You know after parking the car for 21 days, we finally followed the flock in converting its system to natural gas!! Yes, natural gas. They have this system in Gaza now that enables cars to change from Benzene to natural gas. Only Diesel is allowed as a type of fuel, which is generally used for taxis, buses and public transportation, and this leaves private cars, like ours, stopped. Benzene was not permitted into Gaza with enough quantities since more than a month now. The quantities that get in, are hardly sufficient for ambulances!

After, I don’t know how many arguments with my husband, who just misses using the car, I said “you know what, do as you please “. So like the majority of Gaza private cars, our relatively new car is moving on natural gas and has a gas cylinder inside!!! Is it safe? May be not. Is it environment friendly? I have no clue. Is it throat soring and chest paining? Absolutely …I will repeat a sentence that I wrote before.”Living in Gaza is that art of dealing with alternatives and Gazans are mastering this art to the point that coping mechanisms become pathetic “. Am I afraid that somebody should hit the car from behind whilst driving with the kids …of course I am.

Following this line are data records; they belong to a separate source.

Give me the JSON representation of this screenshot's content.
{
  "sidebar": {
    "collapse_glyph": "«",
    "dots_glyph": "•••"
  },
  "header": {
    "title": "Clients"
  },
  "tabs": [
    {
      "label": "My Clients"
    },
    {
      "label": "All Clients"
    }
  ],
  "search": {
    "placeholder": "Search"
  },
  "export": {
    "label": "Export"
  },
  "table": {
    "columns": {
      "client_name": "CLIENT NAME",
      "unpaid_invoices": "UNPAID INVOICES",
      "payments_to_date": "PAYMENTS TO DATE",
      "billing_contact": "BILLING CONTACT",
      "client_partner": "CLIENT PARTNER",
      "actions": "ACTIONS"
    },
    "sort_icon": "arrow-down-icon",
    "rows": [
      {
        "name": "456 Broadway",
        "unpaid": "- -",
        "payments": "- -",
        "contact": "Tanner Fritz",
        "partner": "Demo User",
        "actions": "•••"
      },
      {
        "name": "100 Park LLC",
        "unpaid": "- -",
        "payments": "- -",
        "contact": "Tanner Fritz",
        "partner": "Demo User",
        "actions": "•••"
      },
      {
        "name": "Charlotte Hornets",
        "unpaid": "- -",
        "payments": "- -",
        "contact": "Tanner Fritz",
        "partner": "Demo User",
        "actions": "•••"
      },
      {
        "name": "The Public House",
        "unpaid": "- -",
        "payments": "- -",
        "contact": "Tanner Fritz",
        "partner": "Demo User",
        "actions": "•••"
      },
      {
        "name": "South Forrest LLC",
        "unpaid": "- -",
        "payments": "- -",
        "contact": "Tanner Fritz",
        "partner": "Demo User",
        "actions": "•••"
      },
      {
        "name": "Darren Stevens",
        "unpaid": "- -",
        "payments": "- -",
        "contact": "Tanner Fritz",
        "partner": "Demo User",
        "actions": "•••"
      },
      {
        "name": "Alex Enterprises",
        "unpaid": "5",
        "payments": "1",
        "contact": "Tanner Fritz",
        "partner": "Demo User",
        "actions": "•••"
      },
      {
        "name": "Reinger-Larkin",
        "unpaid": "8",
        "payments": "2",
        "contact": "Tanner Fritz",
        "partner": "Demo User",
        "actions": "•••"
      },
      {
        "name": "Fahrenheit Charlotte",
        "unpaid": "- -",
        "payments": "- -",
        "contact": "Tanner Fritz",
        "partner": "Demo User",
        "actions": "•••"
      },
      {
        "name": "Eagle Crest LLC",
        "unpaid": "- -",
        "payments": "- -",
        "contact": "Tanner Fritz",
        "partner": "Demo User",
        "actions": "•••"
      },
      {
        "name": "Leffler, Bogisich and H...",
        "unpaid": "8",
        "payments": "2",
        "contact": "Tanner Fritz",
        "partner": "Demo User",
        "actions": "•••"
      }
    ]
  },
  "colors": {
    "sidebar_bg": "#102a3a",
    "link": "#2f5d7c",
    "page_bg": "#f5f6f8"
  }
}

I would just like to make it clear here that discussing such a problem in front of any Gazan citizen, as a problem, will make him/her laugh because it is the least of anybody’s worries -and also because safety had become a luxury. We are at Maslow’s first stage of the hierarchy of needs (food and shelter), remember? So my friends you are all blessed that you can just drive to gas stations....it is dignifying believe me!!!

Monday, March 10, 2008

On International Women’s Day..

I thought I should write something on the 8th of March occasion, which is the International Women’s Day. Every year, since I was in college and being a feminist, I try to pay some tribute to women through a couple of lines celebrating their strength and honoring their courage and commitment.

This year, however, images of women whom I met throughout the year in all areas of the Gaza Strip, from Beit hanoun in the North to Rafah in the South, haunted me. I almost heard their sad desperate voices in my ear. As exaggerated as this may sound, it’s true. I can’t forget the woman in Rafah who said ” my kids’ school is a caravan that is very hot in summer and leaks rain in winter –Still I want my daughters to get educated to end up better than their mother” . I still remember the field worker who told me that in Jabalia in the North and in a very rainy day, she wished to leave the target family house quickly to be able to open her umbrella because inside the house she got soaked from rain coming through the ceiling! I also remember the woman in Nusseirat camp who said “ I am a divorced woman but I tell everybody that my husband is sick at home ..you know ..it is better this way . And yes the $150 I make now made all the difference because I can buy my kids school bags and uniforms now “.

Of course, I also met women who are sick and can't leave Gaza for treatment, Masters students who can’t leave to continue their education, and the happiness I saw in a heart disease patient’s eyes, who found out that her medicine was permitted to enter the Strip which means that she is not going to suffer anymore, left me struck with how pain and suffering can be personified all around. It is a grim truth that almost eats up one’s soul; I am helpless!

Today I remember the 120 families who lost beloved in the last Israeli operation in Gaza and I have to here wonder how many mothers, daughters, sisters these families did include. All of these women who mourned their losses turned overnight to a number, crying at night or not, wearing black or not, it doesn’t change anything of being forgotten and marginalized.

I don’t know of a single project or programme or intervention mechanism that can solve these women’s problems. I don’t think all the funding efforts can change their reality. You know why….? Because their problems are political situation bound. Gaza women, I bow for you!